We awoke with a start this morning, just before six A.M., to our tent shuddering. I thought maybe one of the side poles had fallen over, but, peering out from underneath, everything looked intact. Then we heard a noise like a bear can falling over.
There, about fifty feet away, was a juvenile black bear, trying to get into our bear cans. (Just to be clear: even juvenile black bears are very large creatures.) And, after further looking around, there was not one bear, but two — the second one wandering around near our tent, curious about everything. We put two and two together and realized the sound we’d been awakened by was a bear, tripping over one of our tent lines. (Our tent/tarp has very lightweight, very thin lines that extend quite far from the tarp…human beings trip over them all the time.)
It’s probably good that it wasn’t until later, once we were out of the tent, that we realized just how close that meant the bear had been. In the mean time, we lay in the tent and just watched our new bear companions. (We weren’t sure if Mama Bear was around, and really didn’t want to find out.) One of them slowly wandered up some rocks, maybe fifteen feet from the tent, looking in at us, just watching…and we watched back. Were we scared? Maybe some, but more just…very, very aware, and curious about what was going to happen next.
Fortunately, we’re very good about making sure we keep all food in our bear cans, and the cans far from the tent. Also, fortunately, there were other people camped a few hundred feet away. So, after a few minutes, the bears got bored with us and our bear cans — no food, you’re no fun, I could almost hear them think — and wander off to investigate the next campsite.
It was still some time before either of us got out of the tent, as you might imagine, to make sure the bears had plenty of time to leave. We found nothing amiss, and so went to retrieve our food. Look closely at one of the pictures above: that’s bear slobber all over one side of the top of my bear can…and Bucket’s bear can has a brand-new gouge from a bear tooth in the top. War scars? Proof that they actually work? Whatever they were, it’s kind of cool to actually have our bear cans get used in exactly the way they were designed.

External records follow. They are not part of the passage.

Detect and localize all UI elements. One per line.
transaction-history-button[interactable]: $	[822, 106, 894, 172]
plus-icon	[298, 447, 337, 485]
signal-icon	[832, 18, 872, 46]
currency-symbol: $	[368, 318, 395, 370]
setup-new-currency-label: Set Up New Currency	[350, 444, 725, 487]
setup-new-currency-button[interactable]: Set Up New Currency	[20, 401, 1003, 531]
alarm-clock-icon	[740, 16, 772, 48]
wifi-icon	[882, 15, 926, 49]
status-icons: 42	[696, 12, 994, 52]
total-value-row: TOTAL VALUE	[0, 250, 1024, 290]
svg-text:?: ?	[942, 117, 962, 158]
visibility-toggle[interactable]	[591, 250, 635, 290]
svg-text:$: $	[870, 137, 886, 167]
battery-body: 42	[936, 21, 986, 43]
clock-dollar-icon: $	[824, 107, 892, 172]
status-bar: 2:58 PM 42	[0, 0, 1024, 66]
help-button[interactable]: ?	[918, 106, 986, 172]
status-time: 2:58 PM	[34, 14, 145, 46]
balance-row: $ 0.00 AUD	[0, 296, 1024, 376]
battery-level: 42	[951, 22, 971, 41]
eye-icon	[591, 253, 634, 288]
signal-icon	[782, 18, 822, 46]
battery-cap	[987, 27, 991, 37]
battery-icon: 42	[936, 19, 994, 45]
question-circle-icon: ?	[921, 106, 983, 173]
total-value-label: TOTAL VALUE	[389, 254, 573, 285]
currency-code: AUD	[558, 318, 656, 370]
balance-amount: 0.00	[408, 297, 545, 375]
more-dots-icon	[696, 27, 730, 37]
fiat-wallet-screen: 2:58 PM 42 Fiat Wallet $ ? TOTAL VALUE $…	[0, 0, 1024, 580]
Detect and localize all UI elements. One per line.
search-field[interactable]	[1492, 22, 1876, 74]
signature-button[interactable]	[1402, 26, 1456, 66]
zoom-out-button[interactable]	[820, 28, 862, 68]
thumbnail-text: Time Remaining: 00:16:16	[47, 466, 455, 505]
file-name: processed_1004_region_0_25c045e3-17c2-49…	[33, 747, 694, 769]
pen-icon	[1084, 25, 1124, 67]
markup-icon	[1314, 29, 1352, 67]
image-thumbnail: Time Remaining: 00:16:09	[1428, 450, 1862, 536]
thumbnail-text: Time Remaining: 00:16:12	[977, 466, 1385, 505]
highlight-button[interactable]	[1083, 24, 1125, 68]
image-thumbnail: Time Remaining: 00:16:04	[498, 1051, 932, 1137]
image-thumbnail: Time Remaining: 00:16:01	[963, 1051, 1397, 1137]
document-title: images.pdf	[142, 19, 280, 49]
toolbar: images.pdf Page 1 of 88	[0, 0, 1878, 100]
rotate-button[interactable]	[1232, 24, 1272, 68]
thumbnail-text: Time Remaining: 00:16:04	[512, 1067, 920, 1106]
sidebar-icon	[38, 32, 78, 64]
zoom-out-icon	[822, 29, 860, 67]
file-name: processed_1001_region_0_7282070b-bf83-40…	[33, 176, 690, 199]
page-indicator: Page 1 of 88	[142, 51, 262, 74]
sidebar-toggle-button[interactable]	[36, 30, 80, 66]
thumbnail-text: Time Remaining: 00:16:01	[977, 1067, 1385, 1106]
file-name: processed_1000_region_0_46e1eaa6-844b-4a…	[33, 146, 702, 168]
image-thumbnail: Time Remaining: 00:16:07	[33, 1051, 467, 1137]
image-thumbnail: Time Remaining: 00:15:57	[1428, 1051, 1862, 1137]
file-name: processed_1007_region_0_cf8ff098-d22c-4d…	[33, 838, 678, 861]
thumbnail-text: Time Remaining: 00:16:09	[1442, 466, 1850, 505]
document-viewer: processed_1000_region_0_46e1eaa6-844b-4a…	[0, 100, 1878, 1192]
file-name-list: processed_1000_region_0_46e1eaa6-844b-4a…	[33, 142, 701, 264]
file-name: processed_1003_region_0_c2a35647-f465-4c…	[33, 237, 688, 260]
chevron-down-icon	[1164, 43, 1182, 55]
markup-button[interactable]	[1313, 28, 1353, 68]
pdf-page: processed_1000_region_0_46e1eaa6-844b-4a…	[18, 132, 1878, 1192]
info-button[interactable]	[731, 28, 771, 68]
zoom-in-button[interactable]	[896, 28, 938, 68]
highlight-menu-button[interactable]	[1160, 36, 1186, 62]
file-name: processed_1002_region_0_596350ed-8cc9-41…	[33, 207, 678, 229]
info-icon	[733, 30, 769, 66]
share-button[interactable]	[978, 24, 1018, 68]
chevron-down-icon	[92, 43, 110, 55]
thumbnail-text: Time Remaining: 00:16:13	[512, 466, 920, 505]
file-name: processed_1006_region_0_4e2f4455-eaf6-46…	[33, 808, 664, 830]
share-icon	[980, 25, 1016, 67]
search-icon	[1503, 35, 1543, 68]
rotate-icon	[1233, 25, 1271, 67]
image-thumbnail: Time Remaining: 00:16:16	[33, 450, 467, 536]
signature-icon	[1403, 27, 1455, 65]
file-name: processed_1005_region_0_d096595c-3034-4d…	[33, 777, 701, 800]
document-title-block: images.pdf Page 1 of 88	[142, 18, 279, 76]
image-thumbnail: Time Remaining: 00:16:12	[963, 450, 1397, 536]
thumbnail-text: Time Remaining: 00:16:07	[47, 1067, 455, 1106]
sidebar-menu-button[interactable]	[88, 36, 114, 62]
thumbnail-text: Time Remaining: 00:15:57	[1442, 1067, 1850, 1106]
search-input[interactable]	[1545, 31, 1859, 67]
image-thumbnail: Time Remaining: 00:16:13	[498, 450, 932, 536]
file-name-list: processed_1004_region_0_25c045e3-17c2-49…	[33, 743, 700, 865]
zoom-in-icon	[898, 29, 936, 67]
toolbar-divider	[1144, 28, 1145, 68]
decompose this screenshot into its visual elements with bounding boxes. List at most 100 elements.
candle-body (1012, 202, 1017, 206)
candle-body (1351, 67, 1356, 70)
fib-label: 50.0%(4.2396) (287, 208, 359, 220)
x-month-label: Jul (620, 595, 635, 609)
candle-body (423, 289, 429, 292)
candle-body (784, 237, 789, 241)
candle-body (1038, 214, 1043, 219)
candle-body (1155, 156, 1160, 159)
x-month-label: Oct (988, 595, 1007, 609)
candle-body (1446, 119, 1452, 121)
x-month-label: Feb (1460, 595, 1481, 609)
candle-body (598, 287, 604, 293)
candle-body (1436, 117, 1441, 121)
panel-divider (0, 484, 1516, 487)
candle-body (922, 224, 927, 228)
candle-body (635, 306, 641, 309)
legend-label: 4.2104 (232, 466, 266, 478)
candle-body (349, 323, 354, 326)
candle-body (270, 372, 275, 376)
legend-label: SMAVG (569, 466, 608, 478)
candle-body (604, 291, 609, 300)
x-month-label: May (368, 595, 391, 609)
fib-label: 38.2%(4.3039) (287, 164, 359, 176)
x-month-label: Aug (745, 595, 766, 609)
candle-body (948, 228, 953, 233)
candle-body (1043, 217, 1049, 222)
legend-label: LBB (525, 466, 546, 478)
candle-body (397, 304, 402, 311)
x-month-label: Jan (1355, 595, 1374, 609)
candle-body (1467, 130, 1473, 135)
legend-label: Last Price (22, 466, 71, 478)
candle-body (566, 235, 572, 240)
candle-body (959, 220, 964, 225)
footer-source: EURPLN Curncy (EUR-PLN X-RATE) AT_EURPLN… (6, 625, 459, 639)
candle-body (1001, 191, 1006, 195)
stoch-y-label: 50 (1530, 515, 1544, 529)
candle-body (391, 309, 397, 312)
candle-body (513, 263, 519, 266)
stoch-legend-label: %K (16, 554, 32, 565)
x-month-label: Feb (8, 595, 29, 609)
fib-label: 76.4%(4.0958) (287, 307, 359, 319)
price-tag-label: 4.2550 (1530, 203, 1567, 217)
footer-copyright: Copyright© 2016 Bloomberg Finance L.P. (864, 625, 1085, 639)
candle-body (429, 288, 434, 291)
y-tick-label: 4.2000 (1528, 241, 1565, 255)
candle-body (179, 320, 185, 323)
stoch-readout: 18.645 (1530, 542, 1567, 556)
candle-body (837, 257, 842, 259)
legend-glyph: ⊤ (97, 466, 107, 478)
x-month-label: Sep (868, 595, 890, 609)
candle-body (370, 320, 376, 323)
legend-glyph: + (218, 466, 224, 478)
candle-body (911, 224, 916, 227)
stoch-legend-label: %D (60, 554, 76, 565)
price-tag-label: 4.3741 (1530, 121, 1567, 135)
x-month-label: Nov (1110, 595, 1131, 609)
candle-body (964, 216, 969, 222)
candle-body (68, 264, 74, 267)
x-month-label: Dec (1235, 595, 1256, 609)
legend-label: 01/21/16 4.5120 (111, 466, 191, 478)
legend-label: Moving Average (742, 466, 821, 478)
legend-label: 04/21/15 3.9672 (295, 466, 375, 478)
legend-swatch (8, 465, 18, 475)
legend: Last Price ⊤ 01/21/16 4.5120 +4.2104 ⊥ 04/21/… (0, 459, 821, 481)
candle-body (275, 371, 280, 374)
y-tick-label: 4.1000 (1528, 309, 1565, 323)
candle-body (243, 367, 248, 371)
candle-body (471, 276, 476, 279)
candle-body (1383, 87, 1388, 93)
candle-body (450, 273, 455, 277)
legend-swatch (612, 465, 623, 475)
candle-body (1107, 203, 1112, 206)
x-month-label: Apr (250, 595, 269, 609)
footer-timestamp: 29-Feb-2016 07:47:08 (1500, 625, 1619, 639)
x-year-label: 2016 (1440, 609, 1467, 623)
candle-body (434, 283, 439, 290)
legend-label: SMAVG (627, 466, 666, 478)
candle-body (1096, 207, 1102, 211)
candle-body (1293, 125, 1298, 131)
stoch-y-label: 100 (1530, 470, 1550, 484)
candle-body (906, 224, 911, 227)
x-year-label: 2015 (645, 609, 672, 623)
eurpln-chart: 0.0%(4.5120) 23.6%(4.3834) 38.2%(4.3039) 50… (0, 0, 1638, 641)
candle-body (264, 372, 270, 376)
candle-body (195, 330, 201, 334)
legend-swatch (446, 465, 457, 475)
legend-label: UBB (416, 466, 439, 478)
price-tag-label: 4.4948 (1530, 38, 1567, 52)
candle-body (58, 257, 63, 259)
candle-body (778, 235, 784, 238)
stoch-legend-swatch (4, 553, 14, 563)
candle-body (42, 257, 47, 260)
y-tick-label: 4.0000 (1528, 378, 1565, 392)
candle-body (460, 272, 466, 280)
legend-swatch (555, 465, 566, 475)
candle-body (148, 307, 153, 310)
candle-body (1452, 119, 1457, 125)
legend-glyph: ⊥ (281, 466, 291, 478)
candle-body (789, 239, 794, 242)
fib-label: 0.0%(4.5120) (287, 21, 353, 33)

These are the first bears we’ve seen on this trip, and, compared to other bears we’ve seen in the past, these were extremely used to humans. Most black bears we’ve seen were running the other direction as fast as they possibly could, while these juveniles didn’t seem to care one way or the other about our presence. I’m sure if we made enough noise, we probably could’ve scared them away…but, like I said, we weren’t sure if Mama Bear was around or not, and really didn’t want to find out.
Once we finally got going from camp, less than two miles down the trail, we came to something we’d been anticipating for quite a while: a giant 1,000 arranged in small rocks beside the trail. Yes…we’ve been hiking this trail for over a thousand miles. That’s a long ways to travel no matter what way you move, and the idea of actually walking that far…well, it’s also pretty clear proof that yes, we really are insane. A thousand miles! I feel incredibly proud of it, and still in awe that that means we have over sixteen hundred miles yet to go. The proportions of this trail are still difficult to wrap my head around, even after being on it for months. It’s crazy!
As I mentioned yesterday, we left Yosemite National Park late yesterday evening. Something I really wasn’t expecting at all: within just a few miles of crossing the border, the mountains changed dramatically. Something I was expecting even less: the mountains we’re now in are absolutely gorgeous, and I had no idea anything like this was here. Yosemite, and the High Sierra we’ve been hiking through for the last couple of hundred miles or so, are all granite domes, pine forests, and splashing waterfalls. But here, suddenly we’re in beautifully barren red-rock mountains that look almost volcanic, with valleys in between so lush they seem almost out of place, and high mountain lakes in between.
It’s almost impossible to do it justice, either with the lens or with words, but I’ll have to leave you with the best I can do. We’re camped very close to Sonora Pass — the crest of CA–108 as it traverses the Sierra — tonight, and it makes me think this must be one of the quickest ways to see solitary mountain beauty that there can be anywhere in California. Drive up here, take the PCT only a few miles in, and you’ll see things that are just amazing. My memories of hiking slowly across mountainsides, looking down at the highway twisting slowly across the passes, seeing how green the valleys are, walking across snowfields and that maroon rock of the mountainside…those will last for a very, very long time.
It’s a beautiful place up here. The mosquitoes of last night are long-forgotten, and instead there are just all these newly-formed memories of this beautiful place we’re in, the sun slowly setting over the mountains, hearing the rush of a stream as we slowly fall asleep. Right now, I don’t want to be anywhere else in the entire world.